REPUBLIKA.CO.ID, JAKARTA -- Usai ditetapkan tersangka oleh Komisi Pemberantasan Korupsi (KPK), Anggota DPR RI dari Fraksi Golkar Markus Nari memberikan pernyataan terkait dugaan dirinya disebut menghalangi proses penyidikan dan penuntutan berkaitan kasus dugaan korupsi pengadaan proyek KTP elektronik. Ia juga membantah tudingan KPK yang menilai dia memengaruhi terdakwa Irman dan Sugiharto serta tersangka dari anggota DPR Miryam S Haryani untuk tidak memberikan keterangan yang sebenarnya saat bersaksi di Pengadilan Tindak Pidana Korupsi Jakarta.
"Saya tidak pernah menyuruh Miryam dan tidak pernah berkomunikasi untuk membatalkan BAP (berita acara pemeriksaan). Saya juga kaget ketika Miryam membatalkan BA," ujar Markus di Kompleks Parlemen Senayan, Jakarta pada Jumat (2/6).
Karena itu, ia menilai tuduhan KPK terhadapnya disertai penetapan tersangka tersebut tidak benar.
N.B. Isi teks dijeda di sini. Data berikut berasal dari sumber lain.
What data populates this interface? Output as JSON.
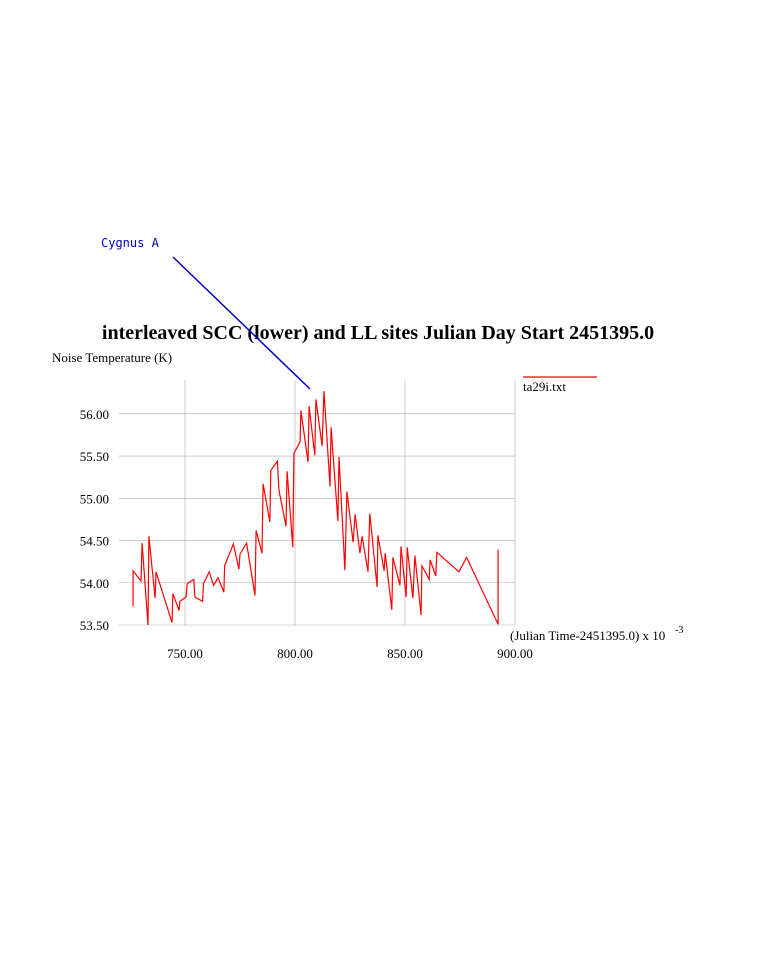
{
  "chart_data": {
    "type": "line",
    "title": "interleaved SCC (lower) and LL sites Julian Day Start 2451395.0",
    "ylabel": "Noise Temperature (K)",
    "xlabel": "(Julian Time-2451395.0) x 10",
    "xlabel_exponent": "-3",
    "annotation": "Cygnus A",
    "grid": true,
    "xlim": [
      720,
      900
    ],
    "ylim": [
      53.5,
      56.4
    ],
    "xticks": [
      {
        "value": 750,
        "label": "750.00"
      },
      {
        "value": 800,
        "label": "800.00"
      },
      {
        "value": 850,
        "label": "850.00"
      },
      {
        "value": 900,
        "label": "900.00"
      }
    ],
    "yticks": [
      {
        "value": 53.5,
        "label": "53.50"
      },
      {
        "value": 54,
        "label": "54.00"
      },
      {
        "value": 54.5,
        "label": "54.50"
      },
      {
        "value": 55,
        "label": "55.00"
      },
      {
        "value": 55.5,
        "label": "55.50"
      },
      {
        "value": 56,
        "label": "56.00"
      }
    ],
    "series": [
      {
        "name": "ta29i.txt",
        "color": "#ff0000",
        "x": [
          726.4,
          726.4,
          730.0,
          730.5,
          733.2,
          733.6,
          736.4,
          736.8,
          744.1,
          744.5,
          747.3,
          747.7,
          750.5,
          751.0,
          754.0,
          754.5,
          758.0,
          758.4,
          761.0,
          763.0,
          765.0,
          767.7,
          768.0,
          772.0,
          774.5,
          775.0,
          778.0,
          781.8,
          782.3,
          785.0,
          785.5,
          788.6,
          789.0,
          792.0,
          792.7,
          795.9,
          796.4,
          799.0,
          799.5,
          802.3,
          802.7,
          805.9,
          806.4,
          809.0,
          809.5,
          812.3,
          813.2,
          815.9,
          816.4,
          819.5,
          820.0,
          822.7,
          823.6,
          826.4,
          827.3,
          829.5,
          830.5,
          833.2,
          834.0,
          837.3,
          837.7,
          840.5,
          841.0,
          844.0,
          844.5,
          847.7,
          848.2,
          850.5,
          851.0,
          853.6,
          854.5,
          857.3,
          857.7,
          861.0,
          861.4,
          864.0,
          864.5,
          874.5,
          878.0,
          892.3,
          892.3
        ],
        "values": [
          53.72,
          54.14,
          54.02,
          54.47,
          53.5,
          54.55,
          53.82,
          54.13,
          53.53,
          53.87,
          53.67,
          53.78,
          53.83,
          53.99,
          54.04,
          53.83,
          53.78,
          53.99,
          54.13,
          53.97,
          54.06,
          53.89,
          54.2,
          54.46,
          54.16,
          54.34,
          54.47,
          53.85,
          54.62,
          54.35,
          55.17,
          54.72,
          55.33,
          55.44,
          55.1,
          54.67,
          55.32,
          54.42,
          55.53,
          55.67,
          56.04,
          55.43,
          56.09,
          55.51,
          56.17,
          55.62,
          56.27,
          55.14,
          55.84,
          54.73,
          55.49,
          54.15,
          55.08,
          54.48,
          54.81,
          54.35,
          54.55,
          54.13,
          54.82,
          53.95,
          54.56,
          54.14,
          54.35,
          53.68,
          54.3,
          53.97,
          54.43,
          53.83,
          54.42,
          53.82,
          54.32,
          53.62,
          54.2,
          54.04,
          54.27,
          54.08,
          54.36,
          54.13,
          54.3,
          53.51,
          54.39
        ]
      }
    ]
  }
}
Ia pun berencana memberikan klarifikasi atas tuduhan tersebut ke KPK. "Saya akan sampaikan ke KPK," ujar Markus.
Terkait pencegahan bepergian ke luar negeri yang diajukan KPK kepadanya, anggota Komisi II DPR itu mengungkap hal tersebut merupakan hak dan kewenangan KPK. Namun ia menegaskan, pihaknya akan kooperatif terhadap proses yang ada di KPK. "Saya kira itu hak mereka dan saya juga tidak kemana-mana," kata Markus.
Sebelumnya, Komisi Pemberantasan Korupsi (KPK) menetapkan anggota Komisi II DPR RI dari Fraksi Partai Golkar Markus Nari sebagai tersangka terkait tindak pidana korupsi pengadaan KTP-el. Juru Bicara KPK Febri Diansyah mengungkap, Markus ditetapkan tersangka atas dua kasus yakni pertama, ia diduga dengan sengaja mencegah, merintangi, atau menggagalkan secara langsung atau tidak langsung pemeriksaan kasus korupsi di sidang pengadilan Tipikor Jakarta kepada terdakwa Irman dan Sugiharto.
Selain itu, Markus Nari juga diduga dengan sengaja mencegah, merintangi, atau menggagalkan secara langsung atau tidak langsung penyidikan dugaan tindak pidana korupsi terhadap tersangka Miryam S Haryani (MSH) dalam indikasi memberikan keterangan tidak benar di Pengadilan Tindak Pidana Korupsi pada persidangan kasus KTP-el. Atas perbuatan tersebut, Markus Nari disangkakan melanggar Pasal 21 Undang-Undang Nomor 31 Tahun 1999 sebagaimana diubah dengan Undang-Undang Nomor 20 Tahun 2001 tentang Pemberantasan Tindak Pidana Korupsi.